Dividing the Rosettes
Some snake plants already grow in groups. If you take it off the ground, you can see that one group of plants may consist of several rosettes. Examine it and see where each rosette stands and are able to be placed on separate pots.
Cutting the Leaves
Do you want to get your snake plant to propagate early? You can cut up some of its leaves and plant it on another pot independently. It would take 2 – 3 weeks for the roots to establish. However, this repotting snake plant method is not highly recommended since it would diminish the variegation. The color variation on the foliage may disappear on the next generations of the plant.

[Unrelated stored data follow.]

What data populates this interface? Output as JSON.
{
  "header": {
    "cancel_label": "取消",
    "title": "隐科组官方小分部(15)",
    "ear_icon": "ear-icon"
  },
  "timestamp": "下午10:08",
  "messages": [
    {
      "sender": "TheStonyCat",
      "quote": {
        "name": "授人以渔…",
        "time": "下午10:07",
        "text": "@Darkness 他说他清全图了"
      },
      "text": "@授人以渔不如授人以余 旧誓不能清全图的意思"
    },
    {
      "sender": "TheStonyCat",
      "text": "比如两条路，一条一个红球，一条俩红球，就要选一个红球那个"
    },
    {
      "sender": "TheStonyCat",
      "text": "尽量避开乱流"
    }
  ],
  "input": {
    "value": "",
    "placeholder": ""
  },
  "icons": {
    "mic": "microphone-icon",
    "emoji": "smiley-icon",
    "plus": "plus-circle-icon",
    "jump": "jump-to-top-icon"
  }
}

Why Snake plant is The Ideal Houseplant
There are many reasons why snake plant is the right plant to have around the house. First, snake plant care is easy to do especially for those who want to keep the house looking fresh without a lot of hassle. The adequate amount of oxygen that is produced is also one of the snake plant benefits to consider. Having it around the house would definitely make the air a lot healthier.
Last but not least, the unique appearance of the snake plant would make a great display inside or outside of the house. Its upright architecture is often used as a divider or natural fencing system on the garden.